Born settled on a five-pronged approach, emphasizing molybdenum, aluminum, coal, oil and gas, and gold. He bought back Mitsui’s half of Alumax, developed the Sleeper Gold Mine in Nevada, and sold many other parts of the business. Sleeper turned out to be one of the lowest-cost gold producers in North America, and aluminum prices jumped in the year following the Alumax purchase. Born cut 4,300 people from the payroll and, as part of a general downsizing of moly operations, mothballed the Climax mine. Results were swift: the company, after years of losses, made $14 million in 1986, $146 million in 1987, and $740.9 million in 1988. Lower sales and a decrease in the price of aluminum reduced profits by almost 51 % the following year.
The year 1990 found AMAX increasing holdings and enjoying the ensuing profits in gold; increasing profits in coal, although a May bid for Peabody Holding Company, the largest U.S. coal producer, fell through; increasing ventures and earnings in oil and natural gas exploration; continuing to downsize molybdenum production; and consolidating corporate structure— AMAX cut 40% of its corporate work force in June 1990. Aluminum prices continued low, but Alumax seemed to be riding out the storm and planned to double its aluminum capacity with a new aluminum smelter in Quebec.

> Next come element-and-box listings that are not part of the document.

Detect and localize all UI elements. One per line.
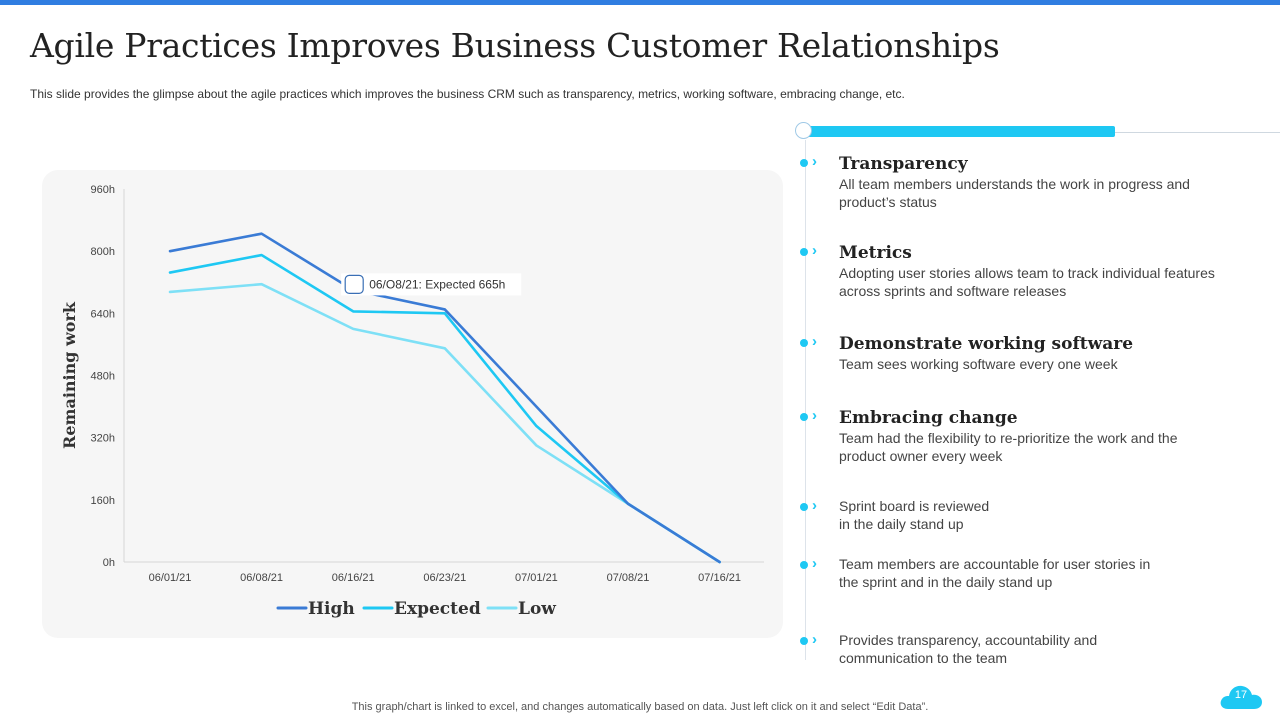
practice-item-embracing-change: › Embracing change Team had the flexibil… [800,407,1220,465]
bullet-dot-icon [800,561,808,569]
practice-item-transparency-summary: › Provides transparency, accountability … [800,631,1120,667]
y-tick-label: 160h [91,495,115,507]
x-tick-label: 06/16/21 [332,572,375,584]
series-line-low[interactable] [168,282,721,564]
timeline-start-node [795,122,812,139]
practice-text: Team sees working software every one wee… [839,356,1118,372]
series-line-expected[interactable] [168,253,721,564]
chevron-right-icon: › [812,631,817,648]
bullet-dot-icon [800,159,808,167]
practice-title: Metrics [839,243,912,263]
burndown-chart[interactable]: 0h 160h 320h 480h 640h 800h 960h 06/01/21 06/08/… [42,170,783,638]
timeline-vertical-line [805,140,806,660]
practice-text: Sprint board is reviewed in the daily st… [839,498,990,532]
timeline-progress-bar [805,126,1115,137]
bullet-dot-icon [800,248,808,256]
practice-item-transparency: › Transparency All team members understa… [800,153,1220,211]
chart-tooltip-text: 06/O8/21: Expected 665h [369,277,505,291]
practice-item-working-software: › Demonstrate working software Team sees… [800,333,1220,374]
chevron-right-icon: › [812,407,817,424]
bullet-dot-icon [800,339,808,347]
practice-text: Adopting user stories allows team to tra… [839,265,1215,299]
slide-title: Agile Practices Improves Business Custom… [30,26,1000,65]
bullet-dot-icon [800,503,808,511]
practice-item-metrics: › Metrics Adopting user stories allows t… [800,242,1220,300]
x-tick-label: 07/08/21 [607,572,650,584]
x-tick-label: 06/01/21 [149,572,192,584]
y-tick-label: 320h [91,433,115,445]
practice-item-sprint-board: › Sprint board is reviewed in the daily … [800,497,990,533]
practice-text: All team members understands the work in… [839,176,1190,210]
chevron-right-icon: › [812,242,817,259]
chevron-right-icon: › [812,555,817,572]
practice-title: Transparency [839,154,968,174]
top-accent-bar [0,0,1280,5]
bullet-dot-icon [800,637,808,645]
chart-tooltip-box [341,273,522,296]
tooltip-marker-icon [344,274,364,294]
legend-label-high[interactable]: High [308,599,355,619]
chevron-right-icon: › [812,333,817,350]
page-number: 17 [1234,689,1248,701]
y-axis-label: Remaining work [60,301,79,449]
practice-title: Embracing change [839,408,1018,428]
practice-item-accountable: › Team members are accountable for user … [800,555,1160,591]
y-tick-label: 800h [91,246,115,258]
y-tick-label: 640h [91,308,115,320]
chevron-right-icon: › [812,153,817,170]
y-tick-label: 960h [91,184,115,196]
footer-note: This graph/chart is linked to excel, and… [351,701,929,713]
legend-label-low[interactable]: Low [518,599,556,619]
series-line-high[interactable] [168,232,721,564]
x-tick-label: 06/08/21 [240,572,283,584]
legend-label-expected[interactable]: Expected [394,599,481,619]
practice-text: Team had the flexibility to re-prioritiz… [839,430,1178,464]
cloud-icon [1220,685,1262,709]
practice-title: Demonstrate working software [839,334,1134,354]
bullet-dot-icon [800,413,808,421]
chart-panel[interactable]: 0h 160h 320h 480h 640h 800h 960h 06/01/21 06/08/… [42,170,783,638]
x-tick-label: 07/01/21 [515,572,558,584]
slide-subtitle: This slide provides the glimpse about th… [30,87,905,101]
chevron-right-icon: › [812,497,817,514]
y-tick-label: 0h [103,557,115,569]
y-tick-label: 480h [91,371,115,383]
x-tick-label: 06/23/21 [423,572,466,584]
practice-text: Team members are accountable for user st… [839,556,1151,590]
x-tick-label: 07/16/21 [698,572,741,584]
practice-text: Provides transparency, accountability an… [839,632,1098,666]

Environmental problems continued to challenge AMAX as it entered the 1990s. Allen Born favored “regulation that legitimately protects public health and the environment without restricting our free-enterprise system. . . . And the costs of such controls should be weighed in terms of the benefits achieved not only in environmental improvement but also on the international competitiveness of United States industry,” as reported by American Metal Market, September 29, 1988. This mixed view of environmental policy had mixed results: while AMAX’s Belle Ayr mine was named the safest in the United States by the Mine Safety and Health Administration in 1987, Citizen Action, a private group based in Washington, rated AMAX among the top-ten offenders in the release of toxic industrial waste in 1988.

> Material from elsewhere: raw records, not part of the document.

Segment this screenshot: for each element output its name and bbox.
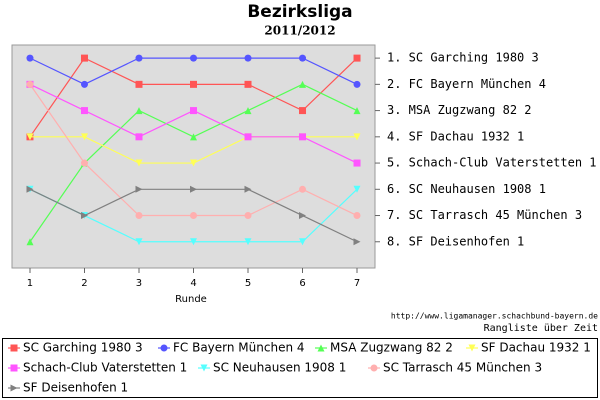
marker [80,80,88,88]
marker [135,159,143,167]
marker [299,80,307,88]
marker [244,238,252,246]
x-tick-label: 6 [299,278,305,289]
marker [353,80,361,88]
marker [135,238,143,246]
marker [80,54,88,62]
y-tick-label: 5. Schach-Club Vaterstetten 1 [387,156,597,170]
plot-area [11,44,376,269]
marker [190,212,197,220]
marker [26,54,34,62]
marker [80,107,88,115]
marker [26,185,34,193]
x-tick-label: 4 [190,278,196,289]
marker [244,80,252,88]
marker [353,159,361,167]
chart-subtitle: 2011/2012 [264,24,335,38]
legend-label: SC Garching 1980 3 [23,341,143,355]
legend-marker [317,344,325,352]
marker [353,212,361,220]
y-tick-label: 2. FC Bayern München 4 [387,77,546,91]
legend-label: Schach-Club Vaterstetten 1 [23,361,187,375]
legend-marker [200,364,208,372]
y-tick-label: 4. SF Dachau 1932 1 [387,129,524,143]
marker [244,212,252,220]
source: http://www.ligamanager.schachbund-bayern… [391,312,598,321]
marker [190,159,197,167]
legend-marker [10,364,18,372]
caption: Rangliste über Zeit [484,323,598,334]
x-tick-label: 3 [136,278,142,289]
marker [135,212,143,220]
marker [299,212,307,220]
marker [190,185,197,193]
x-axis-label: Runde [175,294,207,305]
marker [26,133,34,141]
x-tick-label: 1 [27,278,33,289]
legend-label: FC Bayern München 4 [173,341,305,355]
y-tick-label: 1. SC Garching 1980 3 [387,51,539,65]
chart-title: Bezirksliga [247,2,352,22]
legend-label: SC Tarrasch 45 München 3 [383,361,542,375]
marker [353,107,361,115]
marker [190,107,197,115]
marker [190,238,197,246]
marker [299,54,307,62]
x-tick-label: 7 [354,278,360,289]
y-tick-label: 6. SC Neuhausen 1908 1 [387,182,546,196]
y-tick-label: 8. SF Deisenhofen 1 [387,234,524,248]
marker [353,133,361,141]
marker [244,107,252,115]
y-tick-label: 3. MSA Zugzwang 82 2 [387,103,532,117]
marker [135,54,143,62]
marker [135,80,143,88]
marker [80,212,88,220]
marker [353,185,361,193]
marker [26,80,34,88]
legend-marker [160,344,168,352]
x-tick-label: 2 [81,278,87,289]
marker [190,133,197,141]
marker [244,133,252,141]
marker [244,185,252,193]
marker [135,107,143,115]
legend-marker [370,364,378,372]
x-tick-label: 5 [245,278,251,289]
marker [80,159,88,167]
marker [353,238,361,246]
marker [26,238,34,246]
legend-label: SF Deisenhofen 1 [23,381,128,395]
legend-marker [10,344,18,352]
marker [299,133,307,141]
marker [299,185,307,193]
legend-box [2,338,598,398]
marker [244,54,252,62]
marker [190,80,197,88]
marker [135,133,143,141]
legend-label: SC Neuhausen 1908 1 [213,361,346,375]
marker [299,107,307,115]
marker [190,54,197,62]
legend-marker [468,344,476,352]
marker [135,185,143,193]
y-tick-label: 7. SC Tarrasch 45 München 3 [387,208,582,222]
marker [80,133,88,141]
marker [299,238,307,246]
marker [353,54,361,62]
legend-label: SF Dachau 1932 1 [481,341,591,355]
legend-label: MSA Zugzwang 82 2 [330,341,453,355]
legend-marker [10,384,18,392]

AMAX retains important elements of the two companies from which it sprang. Like Climax Molybdenum, AMAX is a mining company that owes most of its profits to one metal, but aluminum has replaced molybdenum in this regard. AMAX concentrates on downstream operations, creating aluminum products that will create markets. Like its predecessor American Metal Co. in Africa, AMAX is willing to explore potentially profitable operations in other countries.
Alumax Inc.; Amax Coal Industries, Inc.; Amax Gold Inc. (87%); Amax Oil & Gas Inc.; Climax Metals Company.
“Element Number Forty-Two,” Fortune, October 1936; “Can Coal Save Pierre Gousseland?,” Business Week, October 18, 1982; Wilson, Arthur J., The AMAX Century, Greenwich, Connecticut, AMAX, 1987.